Previamente, Suárez había dicho que las opciones que tendría ante sí la Junta de Gobierno del PPD, el organismo rector de mayor jerarquía dentro de la Pava, serían una elección de delegados o escoger a la persona con más votos en la primaria que no hubiera sido electa en noviembre pasado. Esa persona es Vigoreaux.

Por su parte, Ferrer salió de la Legislatura a principios del año pasado en medio de una controversia por un supuesto incidente de violencia doméstica que no prosperó ante las autoridades. En ese momento, Ferrer renunció a todos sus puestos políticos, como la portavocía de la delegación de minoría en la Cámara, la candidatura a la alcaldía de San Juan y la vicepresidencia del partido.

Ferrer fue la persona que tomó las riendas del partido tras la derrota electoral de las elecciones del 2008, en las que el licenciado Luis Fortuño, del Partido Nuevo Progresista (PNP), venció a Aníbal Acevedo Vilá, quien aspiraba a la reelección, con una ventaja de 224,894 votos. Ferrer lideró el trabajo de reorganización de la colectividad y y se mantuvo en el puesto hasta en abril del 2011, cuando el ahora gobernador Alejandro García Padilla asumió la presidencia.

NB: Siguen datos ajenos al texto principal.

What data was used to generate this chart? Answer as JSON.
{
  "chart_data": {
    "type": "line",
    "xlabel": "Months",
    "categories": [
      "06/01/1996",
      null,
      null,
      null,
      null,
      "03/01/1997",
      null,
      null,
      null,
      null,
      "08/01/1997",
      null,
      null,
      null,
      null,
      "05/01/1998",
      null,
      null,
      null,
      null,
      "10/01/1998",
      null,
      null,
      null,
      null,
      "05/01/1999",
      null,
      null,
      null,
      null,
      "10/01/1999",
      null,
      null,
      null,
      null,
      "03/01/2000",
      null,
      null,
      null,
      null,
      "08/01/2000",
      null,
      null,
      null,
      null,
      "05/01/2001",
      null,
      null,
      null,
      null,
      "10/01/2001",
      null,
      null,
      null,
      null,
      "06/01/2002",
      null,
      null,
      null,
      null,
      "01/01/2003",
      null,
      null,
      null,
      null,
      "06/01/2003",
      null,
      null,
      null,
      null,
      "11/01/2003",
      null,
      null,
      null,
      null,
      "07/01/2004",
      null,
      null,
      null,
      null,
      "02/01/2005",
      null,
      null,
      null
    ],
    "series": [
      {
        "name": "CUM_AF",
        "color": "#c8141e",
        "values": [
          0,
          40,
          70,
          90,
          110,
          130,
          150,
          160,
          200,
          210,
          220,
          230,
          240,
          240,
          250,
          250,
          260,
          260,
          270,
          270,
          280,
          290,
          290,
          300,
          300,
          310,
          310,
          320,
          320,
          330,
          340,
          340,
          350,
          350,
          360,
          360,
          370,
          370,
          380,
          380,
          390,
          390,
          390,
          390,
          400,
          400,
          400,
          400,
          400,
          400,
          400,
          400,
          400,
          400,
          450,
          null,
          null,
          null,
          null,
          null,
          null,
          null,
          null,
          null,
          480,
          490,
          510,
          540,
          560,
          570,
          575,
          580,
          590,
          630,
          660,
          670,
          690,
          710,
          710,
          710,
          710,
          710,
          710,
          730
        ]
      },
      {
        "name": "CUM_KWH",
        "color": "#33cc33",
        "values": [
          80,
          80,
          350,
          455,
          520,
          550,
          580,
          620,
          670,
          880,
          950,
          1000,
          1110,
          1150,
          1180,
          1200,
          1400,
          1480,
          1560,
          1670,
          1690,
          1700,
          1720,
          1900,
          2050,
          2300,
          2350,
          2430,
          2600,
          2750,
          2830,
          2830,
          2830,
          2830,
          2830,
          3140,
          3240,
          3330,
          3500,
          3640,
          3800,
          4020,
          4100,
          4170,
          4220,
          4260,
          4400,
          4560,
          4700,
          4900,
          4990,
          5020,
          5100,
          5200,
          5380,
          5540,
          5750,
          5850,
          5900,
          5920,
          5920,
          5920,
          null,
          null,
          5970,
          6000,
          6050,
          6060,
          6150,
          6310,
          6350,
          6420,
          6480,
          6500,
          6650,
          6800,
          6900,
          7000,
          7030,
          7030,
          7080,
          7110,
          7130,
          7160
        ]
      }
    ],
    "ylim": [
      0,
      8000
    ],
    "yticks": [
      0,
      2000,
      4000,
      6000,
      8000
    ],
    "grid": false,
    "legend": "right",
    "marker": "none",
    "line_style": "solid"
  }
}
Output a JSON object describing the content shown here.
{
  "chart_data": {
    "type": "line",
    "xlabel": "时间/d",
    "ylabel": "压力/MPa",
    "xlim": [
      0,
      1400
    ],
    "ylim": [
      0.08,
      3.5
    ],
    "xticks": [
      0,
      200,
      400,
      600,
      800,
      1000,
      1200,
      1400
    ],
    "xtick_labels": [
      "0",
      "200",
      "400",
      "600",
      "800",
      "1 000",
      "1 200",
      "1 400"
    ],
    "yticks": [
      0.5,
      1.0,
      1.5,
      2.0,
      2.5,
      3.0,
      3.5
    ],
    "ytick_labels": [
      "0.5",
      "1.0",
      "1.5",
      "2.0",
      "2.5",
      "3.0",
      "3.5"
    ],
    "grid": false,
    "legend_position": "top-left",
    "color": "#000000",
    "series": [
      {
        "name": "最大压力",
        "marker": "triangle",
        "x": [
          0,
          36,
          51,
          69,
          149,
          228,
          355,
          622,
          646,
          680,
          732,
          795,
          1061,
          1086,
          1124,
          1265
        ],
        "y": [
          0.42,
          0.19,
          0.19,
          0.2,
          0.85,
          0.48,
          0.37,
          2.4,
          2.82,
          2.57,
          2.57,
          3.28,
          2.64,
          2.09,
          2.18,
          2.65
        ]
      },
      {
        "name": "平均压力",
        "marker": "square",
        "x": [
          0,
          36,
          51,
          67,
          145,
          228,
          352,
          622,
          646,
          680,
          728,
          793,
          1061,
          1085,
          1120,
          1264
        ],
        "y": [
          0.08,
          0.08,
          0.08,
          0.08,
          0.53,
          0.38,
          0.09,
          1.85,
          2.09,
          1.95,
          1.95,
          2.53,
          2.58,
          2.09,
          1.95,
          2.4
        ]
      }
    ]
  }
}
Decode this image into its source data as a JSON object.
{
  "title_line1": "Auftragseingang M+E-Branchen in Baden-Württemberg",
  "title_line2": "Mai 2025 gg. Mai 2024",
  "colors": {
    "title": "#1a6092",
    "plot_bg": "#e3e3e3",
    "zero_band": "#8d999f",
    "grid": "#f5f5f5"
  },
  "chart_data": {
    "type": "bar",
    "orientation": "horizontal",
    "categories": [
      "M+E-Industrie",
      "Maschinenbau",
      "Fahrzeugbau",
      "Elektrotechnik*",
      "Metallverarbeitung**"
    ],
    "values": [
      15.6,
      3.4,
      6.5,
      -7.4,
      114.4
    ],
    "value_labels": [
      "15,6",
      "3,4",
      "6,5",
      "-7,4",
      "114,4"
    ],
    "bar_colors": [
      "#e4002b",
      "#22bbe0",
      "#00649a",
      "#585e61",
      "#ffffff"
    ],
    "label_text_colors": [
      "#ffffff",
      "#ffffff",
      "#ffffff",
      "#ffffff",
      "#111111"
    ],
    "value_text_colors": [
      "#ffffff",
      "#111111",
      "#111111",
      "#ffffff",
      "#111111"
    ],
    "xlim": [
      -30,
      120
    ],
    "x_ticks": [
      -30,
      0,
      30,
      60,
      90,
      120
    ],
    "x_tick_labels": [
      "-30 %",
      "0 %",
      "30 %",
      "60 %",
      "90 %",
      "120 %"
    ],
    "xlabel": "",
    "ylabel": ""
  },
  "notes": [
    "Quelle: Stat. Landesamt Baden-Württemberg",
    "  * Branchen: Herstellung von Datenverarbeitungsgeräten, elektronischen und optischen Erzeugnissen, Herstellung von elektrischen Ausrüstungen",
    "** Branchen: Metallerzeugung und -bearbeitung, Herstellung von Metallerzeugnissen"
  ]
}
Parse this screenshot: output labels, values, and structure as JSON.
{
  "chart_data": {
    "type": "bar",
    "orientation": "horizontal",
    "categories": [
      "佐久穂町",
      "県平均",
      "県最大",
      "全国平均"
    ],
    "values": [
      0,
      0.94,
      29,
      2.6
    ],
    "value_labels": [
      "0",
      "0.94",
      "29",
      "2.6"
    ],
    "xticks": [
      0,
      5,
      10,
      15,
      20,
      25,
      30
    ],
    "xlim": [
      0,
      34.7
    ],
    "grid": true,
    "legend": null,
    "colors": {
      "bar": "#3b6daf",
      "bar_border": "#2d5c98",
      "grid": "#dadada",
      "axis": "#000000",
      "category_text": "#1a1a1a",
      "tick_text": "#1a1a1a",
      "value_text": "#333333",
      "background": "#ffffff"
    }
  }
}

También habían expresado interés en la vacante cameral el exrepresentante Javier García Cabán y la líder popular bayamonesa Darlene Reyes. En las pasadas elecciones, García Cabán aspiró a la alcaldía de Vega Alta, mientras que Reyes buscó la poltrona municipal de Bayamón, pero ambos fueron derrotados por los incumbentes del Partido Nuevo Progresista (PNP).